Bitcoin firm Twenty One Capital drops 20% on first day of trading

cointelegraphPublished on 2025-12-10Last updated on 2025-12-10

Abstract

Twenty One Capital, a new Bitcoin-focused company, saw its shares drop 20% on its first day of trading after merging with a SPAC. The stock opened at $10.74 and closed at $11.42, later rising slightly after-hours. Backed by Tether, Bitfinex, and SoftBank, the company holds over 43,500 BTC worth around $4 billion. CEO Jack Mallers stated it is "not a treasury company" and plans to build a business around Bitcoin products in brokerage, exchange, and lending, though no specific plans were revealed. The debut reflects broader challenges for crypto-related stocks amid market declines.

Shares in Twenty One Capital (XXI), the newest crypto treasury company in the US, slid 20% on its trading debut after merging with the blank-check company Cantor Equity Partners.

Twenty One Capital opened trading on Tuesday at $10.74, below the closing price of $14.27 on Monday for Cantor’s special purpose acquisition company that it merged with.

The new Bitcoin (BTC)-focused company’s stock closed trading on Wednesday at $11.42, down 19.97% over 24 hours.

However, it later saw a slight 2.2% lift after-hours to $11.67, giving it a market capitalization of around $4 billion based on its outstanding shares.

Twenty One was among the most anticipated crypto public debuts this year, with the company backed by major stablecoin issuer Tether, crypto exchange Bitfinex Japan’s SoftBank Group.

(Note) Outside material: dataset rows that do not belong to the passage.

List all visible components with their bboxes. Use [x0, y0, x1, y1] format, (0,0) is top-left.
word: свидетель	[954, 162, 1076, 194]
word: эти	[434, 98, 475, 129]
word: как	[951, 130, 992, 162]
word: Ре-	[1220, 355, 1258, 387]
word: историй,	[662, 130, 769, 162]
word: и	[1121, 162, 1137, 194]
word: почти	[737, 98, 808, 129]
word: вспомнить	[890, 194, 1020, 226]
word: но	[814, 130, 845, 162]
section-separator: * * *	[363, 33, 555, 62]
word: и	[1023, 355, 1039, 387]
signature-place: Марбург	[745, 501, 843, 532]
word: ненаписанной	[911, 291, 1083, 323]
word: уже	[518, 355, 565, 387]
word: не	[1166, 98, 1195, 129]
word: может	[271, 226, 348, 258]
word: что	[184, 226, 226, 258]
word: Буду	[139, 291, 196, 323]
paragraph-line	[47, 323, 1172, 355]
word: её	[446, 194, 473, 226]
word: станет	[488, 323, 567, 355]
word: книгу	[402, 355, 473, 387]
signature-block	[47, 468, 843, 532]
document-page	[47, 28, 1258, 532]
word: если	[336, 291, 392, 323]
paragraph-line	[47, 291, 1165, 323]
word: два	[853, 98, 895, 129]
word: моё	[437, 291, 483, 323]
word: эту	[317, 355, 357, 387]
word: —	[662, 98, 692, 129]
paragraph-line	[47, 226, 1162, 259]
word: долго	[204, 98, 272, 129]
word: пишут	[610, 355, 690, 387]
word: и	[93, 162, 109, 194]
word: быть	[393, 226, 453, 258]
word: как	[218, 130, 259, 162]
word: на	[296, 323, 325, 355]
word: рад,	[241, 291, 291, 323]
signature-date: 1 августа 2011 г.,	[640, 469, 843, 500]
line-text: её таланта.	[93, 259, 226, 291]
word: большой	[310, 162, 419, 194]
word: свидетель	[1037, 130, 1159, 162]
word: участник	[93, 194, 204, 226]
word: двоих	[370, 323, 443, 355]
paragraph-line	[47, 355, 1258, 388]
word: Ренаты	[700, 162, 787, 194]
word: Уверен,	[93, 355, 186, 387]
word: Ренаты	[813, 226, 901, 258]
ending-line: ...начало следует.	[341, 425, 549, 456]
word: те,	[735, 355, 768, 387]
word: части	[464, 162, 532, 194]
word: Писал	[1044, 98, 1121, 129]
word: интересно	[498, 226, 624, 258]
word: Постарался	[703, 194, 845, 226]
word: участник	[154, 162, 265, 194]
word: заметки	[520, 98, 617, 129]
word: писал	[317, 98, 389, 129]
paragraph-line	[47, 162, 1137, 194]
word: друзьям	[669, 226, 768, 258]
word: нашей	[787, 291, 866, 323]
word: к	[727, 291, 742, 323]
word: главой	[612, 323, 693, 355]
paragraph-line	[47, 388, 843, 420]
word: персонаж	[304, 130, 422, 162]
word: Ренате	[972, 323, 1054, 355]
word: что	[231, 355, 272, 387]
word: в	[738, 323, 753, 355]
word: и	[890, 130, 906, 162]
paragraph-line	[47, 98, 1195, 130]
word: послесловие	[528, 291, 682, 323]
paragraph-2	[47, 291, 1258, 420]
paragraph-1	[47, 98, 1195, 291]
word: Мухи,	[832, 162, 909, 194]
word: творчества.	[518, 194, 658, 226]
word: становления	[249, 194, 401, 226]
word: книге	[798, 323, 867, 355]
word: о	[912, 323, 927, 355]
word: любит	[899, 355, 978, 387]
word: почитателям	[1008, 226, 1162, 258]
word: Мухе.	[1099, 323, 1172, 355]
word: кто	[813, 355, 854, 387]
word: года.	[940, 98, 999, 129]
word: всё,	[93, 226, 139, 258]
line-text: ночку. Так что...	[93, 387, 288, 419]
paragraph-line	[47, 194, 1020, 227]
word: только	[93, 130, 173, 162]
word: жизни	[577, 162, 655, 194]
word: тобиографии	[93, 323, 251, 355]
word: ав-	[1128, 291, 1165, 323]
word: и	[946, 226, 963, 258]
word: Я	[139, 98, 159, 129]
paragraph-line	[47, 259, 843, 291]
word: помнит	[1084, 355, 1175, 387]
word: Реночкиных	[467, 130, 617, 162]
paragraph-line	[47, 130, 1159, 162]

Jack Mallers, the founder and CEO of the Bitcoin platform Strike, was also named Twenty One’s CEO.

The company holds over 43,500 Bitcoin worth over $4 billion, boasting the third-largest holdings among public companies behind Bitcoin miner MARA Holdings, according to BitcoinTreasuries.NET.

Twenty One has no public plan, but it’s “not a treasury”

Twenty One has not publicly said what exactly its operating business will be or when it plans to launch one, but Mallers told CNBC that it’s “not a treasury company.”

“We don’t want the market to think of us and price us as just a treasury asset,” he added. “We do have a lot of Bitcoin, but we’re also building a business.”

Jack Mallers appearing on CNBC’s “Money Movers” on Tuesday. Source: CNBC

“We’re building an operating company, we’re bringing a lot of Bitcoin products to market with the intent to have cash flow,” Mallers said, adding he sees “many opportunities in brokerage, exchange, credit and lending.”

Mallers deflected when pressed on what exactly Twenty One is planning, saying, “These things, we’ll come out with them sooner rather than later.”

Related: Vivek Ramaswamy's Strive to raise $500M to buy Bitcoin

The US has seen a deluge of so-called crypto treasury companies come to market this year, copying a model popularized by Strategy, where they buy and hold crypto and raise money to continue purchases.

Such crypto holding companies saw investor interest earlier this year as Bitcoin climbed to a high in October, but a decline in the crypto market since has dragged down shares in companies exposed to the sector.

Mallers is seemingly hoping his and Tether’s track record, and his conviction in Bitcoin, will buoy Twenty One in the meantime.

“We see Bitcoin as the forest through the trees,” he told CNBC. “It is the opportunity, and no one is seemingly focused on it. The story of this equity is to focus solely on Bitcoin and deliver value to shareholders primarily through Bitcoin.”